Jeremy Troff. Of course he's on this list. He's my other half. Even on his mission, he helps me so much. I've been missing him a lot lately. I don't know why. I miss talking with him. Luckily, I get to email him every week and every once in a while, I even get a letter. So much time has gone by since he left, it's crazy. It feels like no time has passed, but at the same time, when I think back to when he left, it feels like that was ten years ago. He is such an example to me, though, and such a great missionary. I can't wait to see him again.

Ben is such a wonderful part of my life. It can be hard, with him so far away sometimes. I miss him a lot. That's something that has made this semester a little difficult. Something a couple of girls have told me when I mentioned this was that I am lucky to even have him. And they're right, one hundred percent. He is so wonderful to me always and it won't be like this for too much longer. I don't ever want to forget, even when we don't get to be together, how blessed I am to have a guy like him.

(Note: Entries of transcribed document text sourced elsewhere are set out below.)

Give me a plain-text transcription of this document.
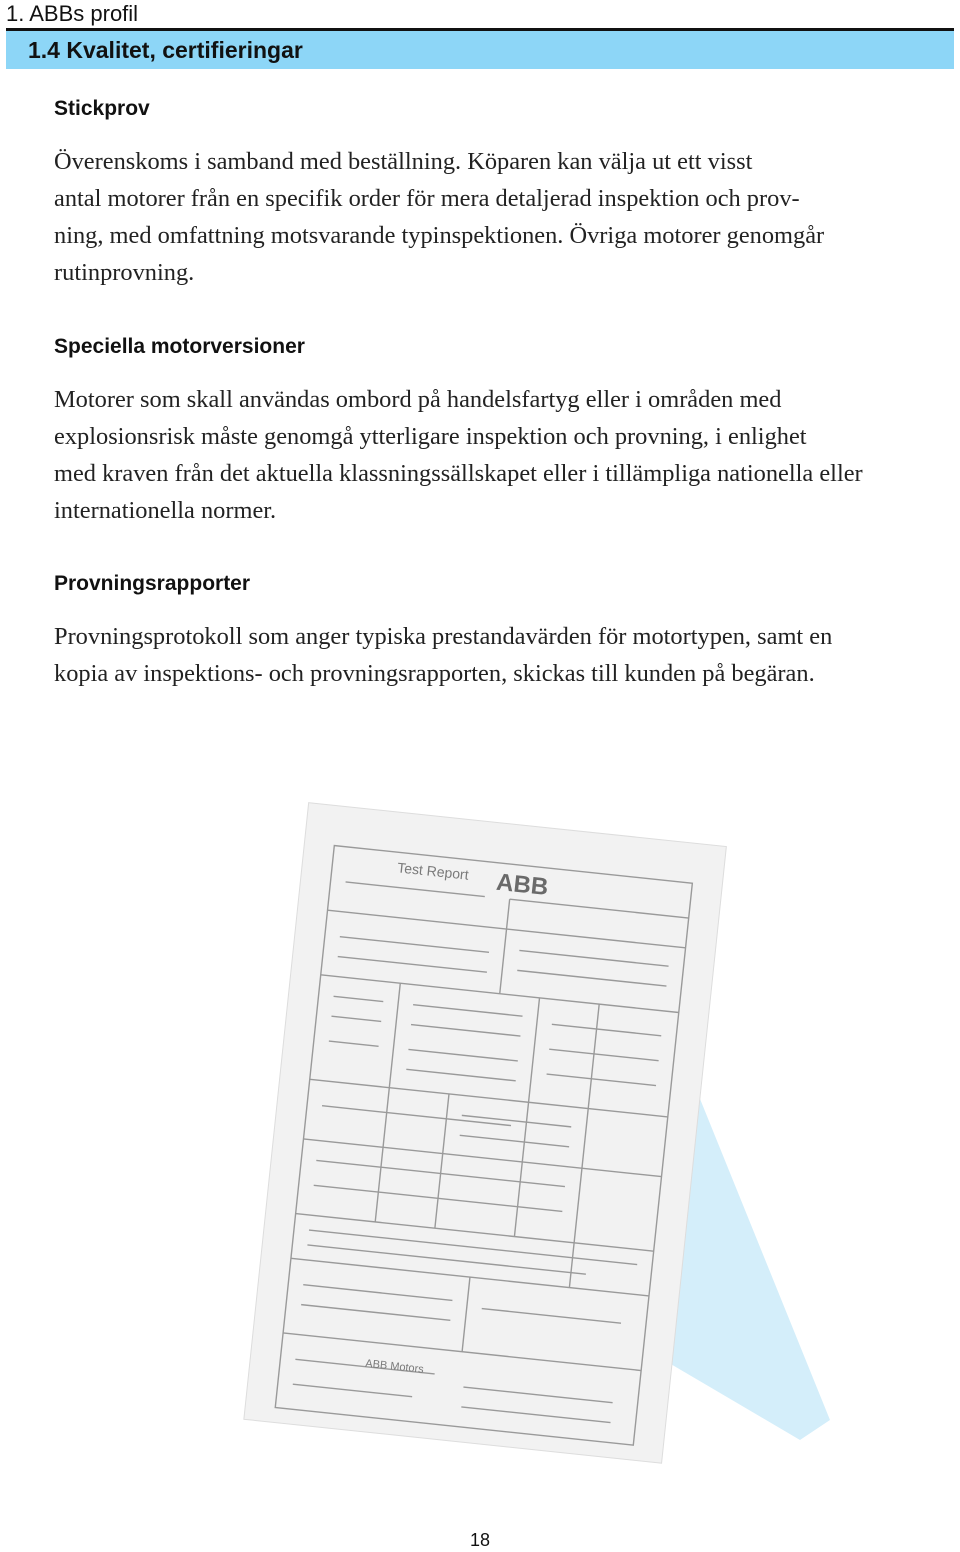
1. ABBs profil
1.4 Kvalitet, certifieringar
Stickprov

Överenskoms i samband med beställning. Köparen kan välja ut ett visst
antal motorer från en specifik order för mera detaljerad inspektion och prov-
ning, med omfattning motsvarande typinspektionen. Övriga motorer genomgår
rutinprovning.

Speciella motorversioner

Motorer som skall användas ombord på handelsfartyg eller i områden med
explosionsrisk måste genomgå ytterligare inspektion och provning, i enlighet
med kraven från det aktuella klassningssällskapet eller i tillämpliga nationella eller
internationella normer.

Provningsrapporter

Provningsprotokoll som anger typiska prestandavärden för motortypen, samt en
kopia av inspektions- och provningsrapporten, skickas till kunden på begäran.

ABB
Test Report
ABB Motors
18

The Lord is also an 'of course' on this list. I am so grateful for His love and blessings in my life. I don't do enough to show that gratitude or even express it enough. I'm working on it though and He's always patient with me and always, always there for me when I need it.

I don't know how anyone could look at my life and the wonderful people who love me without seeing how truly blessed I am. I hope I never can.